12/10/2018 | Livres | 0 commentaires

La cantilène de Sainte Eulalie     
Roger Bevand    
L’Harmattan (2017)

 

(Par Annie Forest-Abou Mansour)

 

    image cantilène.jpgLa lecture de La cantilène de Sainte Eulalie, un manuscrit anonyme du IXe siècle à « l’écriture (…) belle et soignée, une minuscule caroline ronde, élégante et très régulière, sans aucune rature » émeut tellement  Roger Bevand par sa beauté, son rythme, ses sonorités,  qu’elle met en branle son imagination.  Le petit texte de vingt neuf vers incite l’écrivain bouleversé par sa magnificence à imaginer une créatrice et ce qu’aurait pu être sa vie. Une jeune fille, Mathilde,  aurait pu rédiger ce poème d’une « musicalité si particulière, si harmonieuse pour l’oreille, si mélodieuse et si tendre à la fois »  en l’honneur de  la « jeune chrétienne hispanique autrefois martyrisée pour sa foi (…)». Comme l’auteure présumée de la cantilène, Roger Bevand prend certaines libertés avec la réalité. Alors que Mathilde fait mourir décapitée Eulalie en réalité brûlée sur un bucher, Roger Bevand, lui,  imagine une femme à l’origine du poème dans un univers poétique masculin. Avant la comtesse de Die au XIIe siècle, avant Marie de France, Louise Labé …, les femmes de plume en effet n’ont pas l’heur d’exister.
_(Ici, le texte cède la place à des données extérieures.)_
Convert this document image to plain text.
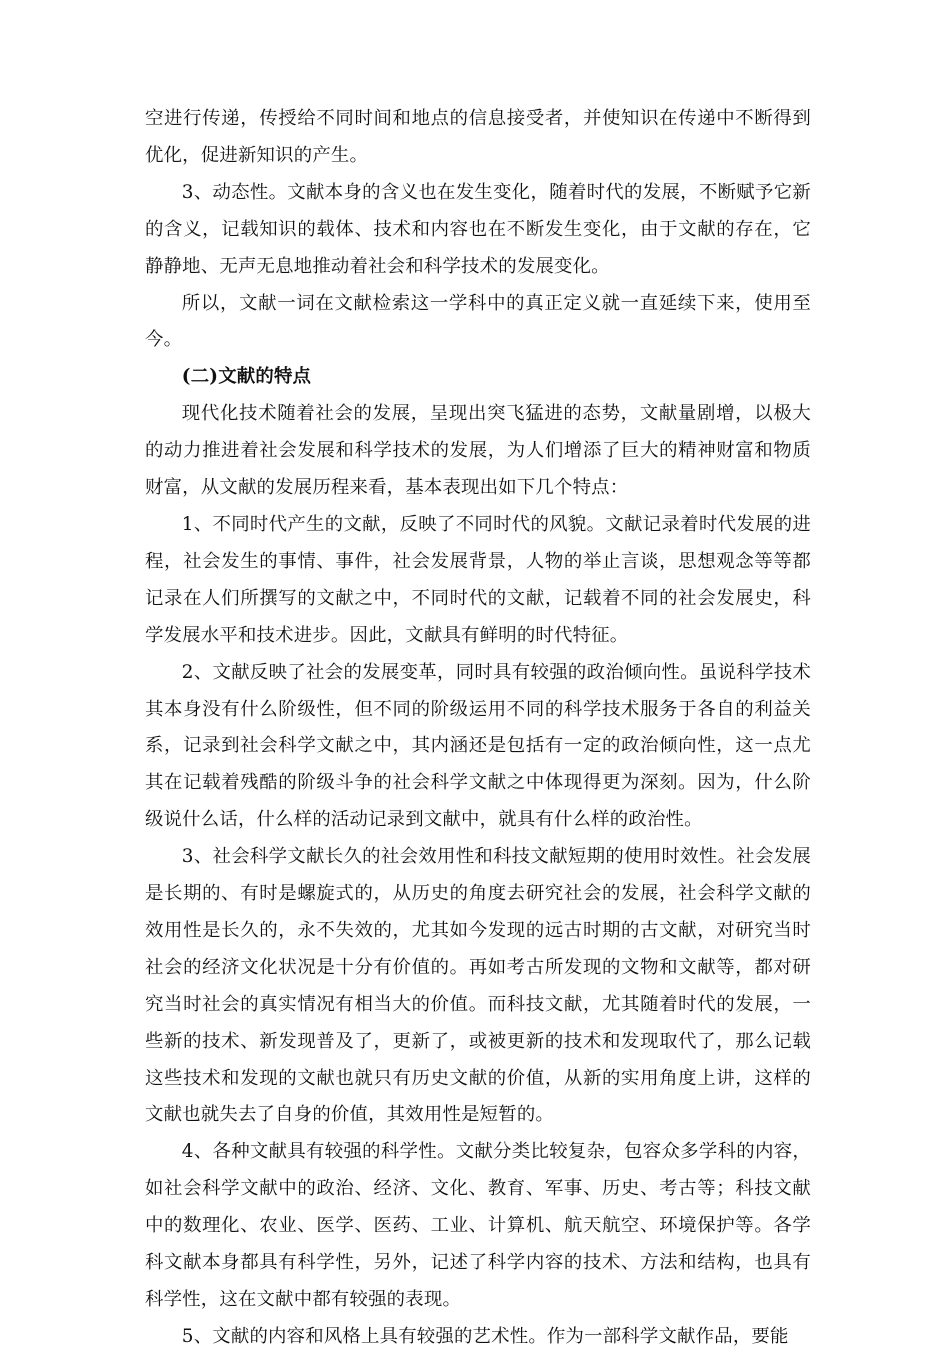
空进行传递，传授给不同时间和地点的信息接受者，并使知识在传递中不断得到优化，促进新知识的产生。

3、动态性。文献本身的含义也在发生变化，随着时代的发展，不断赋予它新的含义，记载知识的载体、技术和内容也在不断发生变化，由于文献的存在，它静静地、无声无息地推动着社会和科学技术的发展变化。

所以，文献一词在文献检索这一学科中的真正定义就一直延续下来，使用至今。

(二)文献的特点

现代化技术随着社会的发展，呈现出突飞猛进的态势，文献量剧增，以极大的动力推进着社会发展和科学技术的发展，为人们增添了巨大的精神财富和物质财富，从文献的发展历程来看，基本表现出如下几个特点：

1、不同时代产生的文献，反映了不同时代的风貌。文献记录着时代发展的进程，社会发生的事情、事件，社会发展背景，人物的举止言谈，思想观念等等都记录在人们所撰写的文献之中，不同时代的文献，记载着不同的社会发展史，科学发展水平和技术进步。因此，文献具有鲜明的时代特征。

2、文献反映了社会的发展变革，同时具有较强的政治倾向性。虽说科学技术其本身没有什么阶级性，但不同的阶级运用不同的科学技术服务于各自的利益关系，记录到社会科学文献之中，其内涵还是包括有一定的政治倾向性，这一点尤其在记载着残酷的阶级斗争的社会科学文献之中体现得更为深刻。因为，什么阶级说什么话，什么样的活动记录到文献中，就具有什么样的政治性。

3、社会科学文献长久的社会效用性和科技文献短期的使用时效性。社会发展是长期的、有时是螺旋式的，从历史的角度去研究社会的发展，社会科学文献的效用性是长久的，永不失效的，尤其如今发现的远古时期的古文献，对研究当时社会的经济文化状况是十分有价值的。再如考古所发现的文物和文献等，都对研究当时社会的真实情况有相当大的价值。而科技文献，尤其随着时代的发展，一些新的技术、新发现普及了，更新了，或被更新的技术和发现取代了，那么记载这些技术和发现的文献也就只有历史文献的价值，从新的实用角度上讲，这样的文献也就失去了自身的价值，其效用性是短暂的。

4、各种文献具有较强的科学性。文献分类比较复杂，包容众多学科的内容，如社会科学文献中的政治、经济、文化、教育、军事、历史、考古等；科技文献中的数理化、农业、医学、医药、工业、计算机、航天航空、环境保护等。各学科文献本身都具有科学性，另外，记述了科学内容的技术、方法和结构，也具有科学性，这在文献中都有较强的表现。

5、文献的内容和风格上具有较强的艺术性。作为一部科学文献作品，要能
    Découverte au XIXe siècle par un jeune linguiste allemand, La cantilène de Sainte Eulalie,  première œuvre littéraire de notre langue, (écrite en langue vulgaire et non pas dans la langue sacrée et officielle qu’est le latin) conduit Roger Bevand  à donner naissance à un ouvrage au titre éponyme. Histoire et fiction se tissent alors avec subtilité dans un roman à la fois sujet d’érudition et objet littéraire. Des personnages ayant existé, le roi Charles le Chauve, l’évêque Gozlin, le prieur Vulfarius,  le moine Hucbald, des mots anciens et  spécialisés, « écolâtre », « Tonlieu », « saie », « rotulus », des détails descriptifs précis confèrent l’authenticité à la narration et l’ancrent dans le réel. Le narrateur recrée avec précision la vie quotidienne de l’époque. Les activités des moines sont énumérées : « éplucher les fèves, laver les souliers, arracher les mauvaises herbes du jardin. Certains des Frères, les plus habiles de leurs mains, oeuvrent aussi au scriptorium comme enlumineurs, relieurs ou confectionneurs de cahiers à partir de peaux animales (…) ». Le narrateur présente les mets  offerts lors d’un repas chez  un comte : « Et  sur des plats de terre, diverses  nourritures appétissantes et fumantes, déployées en abondances : bouillon de viande au pain trempé,  brochet cuit au four, longe de porc mariné, purées  de fèves et de pois chiches. Presque tous les mets avaient été arrosés de garum, ce condiment issu de la macération dans le sel d’huître, d’esturgeon et d’intestins de scombre ». Baudoin d’Ostrevant au cours d’une discussion avec son cousin le vieux prieur Vulfarius  nomme les armes des Normands et les moyens de  protection des soldats de la Francie : « Ces Barbares sont bien armés maintenant : épées à double tranchant, lances, javelots, piques, fléaux, haches de combat (…) Heureusement, nos armures – heaumes, haubert, broignes – sont plus efficaces que les leurs, ils doivent pour l’instant se satisfaire de leurs cottes de mailles. Et nous avons d’excellents rondaches pour nous protéger de leurs coups ». Une abondante documentation nourrit le roman avec une visée didactique. Une boulimie documentaire alimente les discours, les dialogues, les descriptions.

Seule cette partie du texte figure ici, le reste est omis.